Racer X: Shane, can you take us through a week in the life of your teams suspension?
Shane Drew: The suspension is taken off the bike every weekend and we ship the fork and shock back to our shop. They go out on a Monday and we get them on Tuesday. Then we start the service work for the next race. For outdoors, the things get hammered a lot more than in supercross. So we really have to look at them closely, not that we don’t for indoors but outdoors, we really have to check things out as they are pushed to the limits. Everything gets torn down every week, all new seals and bushings, inspect the shims and the shafts.
Photo: Simon Cudby
How bad do these guys wear things out?
It’s really more precautionary than anything else, we don’t let anything get to the point where something is worn out you know? Because of the nature of motocross, we see a lot of rock dings and chips in the fork tubes. So you have to be careful and watch that closely. We put new seals in because we have them apart anyway. 99 percent of the time, everything is fine and there’s no cause for alarm but you know as a mechanic, you stripped your bike down to the frame to make sure everything checks out fine. And that’s for no real reason.

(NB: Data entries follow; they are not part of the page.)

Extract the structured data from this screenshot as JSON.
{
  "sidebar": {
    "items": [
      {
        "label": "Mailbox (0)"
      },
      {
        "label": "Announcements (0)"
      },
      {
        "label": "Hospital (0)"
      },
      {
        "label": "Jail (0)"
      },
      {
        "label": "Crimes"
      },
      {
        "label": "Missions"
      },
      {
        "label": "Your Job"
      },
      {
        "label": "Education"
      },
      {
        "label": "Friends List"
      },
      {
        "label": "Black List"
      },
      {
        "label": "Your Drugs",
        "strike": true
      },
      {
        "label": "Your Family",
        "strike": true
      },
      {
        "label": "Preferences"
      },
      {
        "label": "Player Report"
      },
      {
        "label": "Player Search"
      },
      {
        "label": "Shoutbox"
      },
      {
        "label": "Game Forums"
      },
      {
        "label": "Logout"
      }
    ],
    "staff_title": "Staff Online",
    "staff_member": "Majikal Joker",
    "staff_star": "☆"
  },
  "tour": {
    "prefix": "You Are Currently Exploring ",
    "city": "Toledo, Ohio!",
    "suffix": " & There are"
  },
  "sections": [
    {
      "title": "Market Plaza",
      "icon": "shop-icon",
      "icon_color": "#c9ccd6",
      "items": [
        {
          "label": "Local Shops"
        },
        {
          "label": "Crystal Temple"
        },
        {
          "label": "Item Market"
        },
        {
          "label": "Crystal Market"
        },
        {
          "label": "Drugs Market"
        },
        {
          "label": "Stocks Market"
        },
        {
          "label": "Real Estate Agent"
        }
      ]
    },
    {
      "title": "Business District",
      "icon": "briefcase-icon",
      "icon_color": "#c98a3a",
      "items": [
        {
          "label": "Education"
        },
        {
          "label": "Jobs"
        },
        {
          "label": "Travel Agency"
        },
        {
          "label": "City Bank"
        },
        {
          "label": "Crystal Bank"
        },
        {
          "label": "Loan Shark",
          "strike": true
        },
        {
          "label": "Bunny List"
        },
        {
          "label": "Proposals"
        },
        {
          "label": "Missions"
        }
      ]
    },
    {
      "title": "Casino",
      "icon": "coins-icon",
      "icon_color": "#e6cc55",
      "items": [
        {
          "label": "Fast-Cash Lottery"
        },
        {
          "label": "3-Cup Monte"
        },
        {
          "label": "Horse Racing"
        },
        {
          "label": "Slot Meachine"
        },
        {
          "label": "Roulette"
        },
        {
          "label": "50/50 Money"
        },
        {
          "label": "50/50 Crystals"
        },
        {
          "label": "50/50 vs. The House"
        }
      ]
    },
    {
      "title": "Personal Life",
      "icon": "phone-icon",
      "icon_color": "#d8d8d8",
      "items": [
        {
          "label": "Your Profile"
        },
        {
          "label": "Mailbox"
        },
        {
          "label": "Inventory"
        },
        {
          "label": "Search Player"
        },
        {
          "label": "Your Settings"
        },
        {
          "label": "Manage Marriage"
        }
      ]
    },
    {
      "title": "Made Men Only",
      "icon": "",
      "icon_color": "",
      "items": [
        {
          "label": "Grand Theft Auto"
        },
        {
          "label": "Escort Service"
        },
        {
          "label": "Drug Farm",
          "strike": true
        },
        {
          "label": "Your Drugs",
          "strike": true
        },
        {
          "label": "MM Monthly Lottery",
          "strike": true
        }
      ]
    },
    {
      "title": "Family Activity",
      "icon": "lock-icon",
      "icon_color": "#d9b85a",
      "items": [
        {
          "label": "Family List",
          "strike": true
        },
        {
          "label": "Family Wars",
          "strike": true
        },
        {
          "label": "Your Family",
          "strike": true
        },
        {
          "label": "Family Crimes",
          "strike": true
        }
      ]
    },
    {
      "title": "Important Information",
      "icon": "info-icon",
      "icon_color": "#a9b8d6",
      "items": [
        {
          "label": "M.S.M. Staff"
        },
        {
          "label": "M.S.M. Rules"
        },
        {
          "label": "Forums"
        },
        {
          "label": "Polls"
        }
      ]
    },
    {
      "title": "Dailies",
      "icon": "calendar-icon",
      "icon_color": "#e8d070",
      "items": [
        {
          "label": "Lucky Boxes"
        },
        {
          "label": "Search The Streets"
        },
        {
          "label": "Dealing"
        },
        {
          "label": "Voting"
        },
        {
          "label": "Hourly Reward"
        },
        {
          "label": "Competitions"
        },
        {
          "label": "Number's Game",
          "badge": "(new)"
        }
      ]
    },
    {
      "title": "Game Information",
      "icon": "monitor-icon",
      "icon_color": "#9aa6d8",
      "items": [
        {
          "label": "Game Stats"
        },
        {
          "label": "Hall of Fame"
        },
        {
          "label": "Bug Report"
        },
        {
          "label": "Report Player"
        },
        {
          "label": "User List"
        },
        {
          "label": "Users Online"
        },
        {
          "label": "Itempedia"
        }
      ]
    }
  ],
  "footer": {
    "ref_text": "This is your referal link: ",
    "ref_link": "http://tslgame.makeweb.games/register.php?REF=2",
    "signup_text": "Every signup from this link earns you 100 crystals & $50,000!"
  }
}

I’m sure you use a shock and fork dyno right?
Oh yeah for sure, everything is dynoed and checked out. A lot of times we dyno the stuff before we take it apart to see how it measures up against the way it was when it went out. Then we take it apart, service it and dyno it again to make sure that it follows the curve that we want.
What kind of lifespan you get with shims, do they wear out?
They definitely wear out, they get a little bend in them and need to be replaced. The guy that does the work for us on the parts is Ryo Okuda and I have to give him thanks because he is the one tearing the stuff apart (laughs)! He’s the guy that looks at all the shims, checks them for flatness and replaces and needed. Probably every two or three weeks.
Is there a rider that you’ve worked with that is notoriously hard on suspension components?
No, not really it’s not like an engine where depending on how the guy rides it, it may need replacing sooner. Everyone is hitting the same bumps!
Photo: Simon Cudby
What about springs? How much fatigue do you see in those?
What we’ll do is start each series with brand new springs and go from there. The race stuff and the spare stuff will all have new springs and at the end of that, they will become practice, test bike springs. We don’t rotate the suspension out in any way, everything is the same. We try to make them identical and that’s why we dyno them. Each thing will be a little different though, we’ll dyno six or seven shocks and there might be three that might be a little closer so all those will go to one rider.
After all that, we’ll ship everything back to the next race and the mechanics will build their bikes with the new stuff that was already on the truck. Then the stuff from the shop will become the new spare stuff.